農民が7800万で修復 万里の長城の一部 再国有化説が浮上

【大紀元日本6月20日】甘粛省嘉峪関に住む52歳の農民、楊永福さんは、これまでに長城の修復に500万元(約7800万円)を費やした。自らが修復した部分を観光スポットにし、入場料1人25元を徴収している楊さん夫婦に最近、「商売」が打ち切られる可能性が出てきた。

楊さんが修復を始めたのは2000年。それまでの数十年間、長城の石は農家の壁となったり、道路や鉄道の「邪魔」になれば、容赦なく分断されたりと様々な被害を受け、至るところ、無残な姿となっていた。

当時、財政難に陥っていた地方政府の取った苦肉の策は、個人による修復を呼びかけることだった。楊さんはそれに応じた「民間修理工」の一人だった。

貯金や親戚からの借金で、廃墟同然だった790メートルの壁を立派な城壁に建て直した。城壁はレンガで積み上げ、表面には泥を塗った。高さ4.5メートルの城壁が連綿と続き、のろし台も備えた。

「皆、修復は政府の仕事だと言うほどだった」。楊さんはAFP通信の取材を受けた際にこのように話した。「この成功に自分でも驚いている。愛国行為と讃えてくれる人もいる」

楊さんは修復した長城に入り口を設け、駐車場なども構えた。妻の陶さんは訪れた観光客から1人25元(約400円)の入門料を徴収する。「今日は30人ぐらいだ」と客足におおむね満足していた。この偉業に、周囲は楊さんを「楊皇帝」などと呼んだという。

楊さんが住む嘉峪関市は、万里の長城の最西部に位置する嘉峪関で有名。楊さんの修復した長城はこの政府の認める名所から一山しか離れていない。

しかし2006年、遺跡に対する専属管理権は政府にあるとの法律が突然発表され、楊さんの修復は違法行為と見なされた。
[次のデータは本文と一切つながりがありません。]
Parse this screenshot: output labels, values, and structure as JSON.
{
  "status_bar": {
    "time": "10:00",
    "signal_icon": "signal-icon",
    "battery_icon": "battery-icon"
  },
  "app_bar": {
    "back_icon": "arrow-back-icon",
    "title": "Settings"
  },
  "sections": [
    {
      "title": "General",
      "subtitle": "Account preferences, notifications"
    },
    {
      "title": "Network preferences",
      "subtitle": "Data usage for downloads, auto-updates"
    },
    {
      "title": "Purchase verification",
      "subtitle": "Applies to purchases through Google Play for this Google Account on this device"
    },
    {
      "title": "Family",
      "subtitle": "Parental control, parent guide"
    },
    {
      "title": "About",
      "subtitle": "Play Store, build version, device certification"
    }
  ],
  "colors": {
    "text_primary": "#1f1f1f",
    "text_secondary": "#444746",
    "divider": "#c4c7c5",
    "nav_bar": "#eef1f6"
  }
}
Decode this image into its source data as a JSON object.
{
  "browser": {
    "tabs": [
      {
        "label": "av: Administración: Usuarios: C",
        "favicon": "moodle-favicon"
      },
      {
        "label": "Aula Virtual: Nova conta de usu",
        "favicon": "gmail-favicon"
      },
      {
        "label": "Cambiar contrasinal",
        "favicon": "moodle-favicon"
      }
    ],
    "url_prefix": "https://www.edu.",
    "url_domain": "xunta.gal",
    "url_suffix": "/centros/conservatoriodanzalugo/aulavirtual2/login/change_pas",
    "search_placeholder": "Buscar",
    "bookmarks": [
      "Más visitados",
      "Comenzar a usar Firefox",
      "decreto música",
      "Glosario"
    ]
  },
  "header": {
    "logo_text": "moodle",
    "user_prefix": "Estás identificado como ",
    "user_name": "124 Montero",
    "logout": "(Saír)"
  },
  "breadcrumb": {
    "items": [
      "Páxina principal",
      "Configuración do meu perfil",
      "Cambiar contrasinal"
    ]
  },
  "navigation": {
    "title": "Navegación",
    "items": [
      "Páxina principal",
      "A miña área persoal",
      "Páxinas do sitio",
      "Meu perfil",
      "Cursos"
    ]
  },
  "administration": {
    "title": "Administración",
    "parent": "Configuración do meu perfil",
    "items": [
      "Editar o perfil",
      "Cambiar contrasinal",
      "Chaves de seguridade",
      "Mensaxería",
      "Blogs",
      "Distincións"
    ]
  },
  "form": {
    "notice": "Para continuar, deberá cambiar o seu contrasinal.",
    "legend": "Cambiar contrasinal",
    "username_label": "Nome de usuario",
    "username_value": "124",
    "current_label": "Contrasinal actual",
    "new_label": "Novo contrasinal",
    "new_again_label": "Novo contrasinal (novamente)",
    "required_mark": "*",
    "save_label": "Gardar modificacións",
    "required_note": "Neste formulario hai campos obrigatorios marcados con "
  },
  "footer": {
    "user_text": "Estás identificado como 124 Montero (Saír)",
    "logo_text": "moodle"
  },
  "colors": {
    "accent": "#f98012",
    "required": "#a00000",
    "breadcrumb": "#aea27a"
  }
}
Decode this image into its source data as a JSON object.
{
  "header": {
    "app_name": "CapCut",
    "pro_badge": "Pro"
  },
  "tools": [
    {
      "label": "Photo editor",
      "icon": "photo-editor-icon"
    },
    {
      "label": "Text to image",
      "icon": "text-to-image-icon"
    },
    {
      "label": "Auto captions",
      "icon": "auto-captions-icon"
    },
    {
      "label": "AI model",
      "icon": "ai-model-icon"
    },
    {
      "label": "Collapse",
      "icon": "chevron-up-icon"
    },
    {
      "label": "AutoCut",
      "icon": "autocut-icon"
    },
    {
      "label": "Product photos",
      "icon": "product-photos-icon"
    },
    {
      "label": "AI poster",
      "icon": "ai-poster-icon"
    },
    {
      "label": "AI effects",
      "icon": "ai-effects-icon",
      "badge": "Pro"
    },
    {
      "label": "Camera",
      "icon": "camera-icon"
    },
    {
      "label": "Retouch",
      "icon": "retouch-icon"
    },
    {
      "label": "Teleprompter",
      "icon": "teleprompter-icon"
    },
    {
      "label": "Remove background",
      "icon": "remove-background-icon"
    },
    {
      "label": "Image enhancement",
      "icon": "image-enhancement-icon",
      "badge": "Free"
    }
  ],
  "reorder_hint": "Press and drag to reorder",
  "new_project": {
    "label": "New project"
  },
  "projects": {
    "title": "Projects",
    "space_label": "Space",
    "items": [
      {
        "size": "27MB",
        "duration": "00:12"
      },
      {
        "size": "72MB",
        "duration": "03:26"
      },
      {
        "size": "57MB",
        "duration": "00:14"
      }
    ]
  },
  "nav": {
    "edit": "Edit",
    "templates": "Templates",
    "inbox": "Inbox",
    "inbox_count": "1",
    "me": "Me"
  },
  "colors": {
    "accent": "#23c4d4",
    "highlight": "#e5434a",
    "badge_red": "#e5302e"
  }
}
2000年ごろと違い、地元政府の財政も潤っていた。嘉峪関市の責任者は、楊さんが長城の修復権を得たのは「特殊な事情があったからだ」とし、現在は個人の修復は認められないという。同責任者はさらに楊さんの長城の再国有化をほのめかし、楊さんはそれによって一定の報酬が支払われるとの意向を示した。

しかし、まだ100万元の借金が残っている楊さんにとっては、事態は「絶望的」だ。「(修復に)政府の支援を得たことはない。政府は僕がニセ長城を建てたと批判する。これには黙っていられない」。楊さんと地元政府の交渉はすでに数回にわたって行われてきたが、妥協点はまだ見出されていない。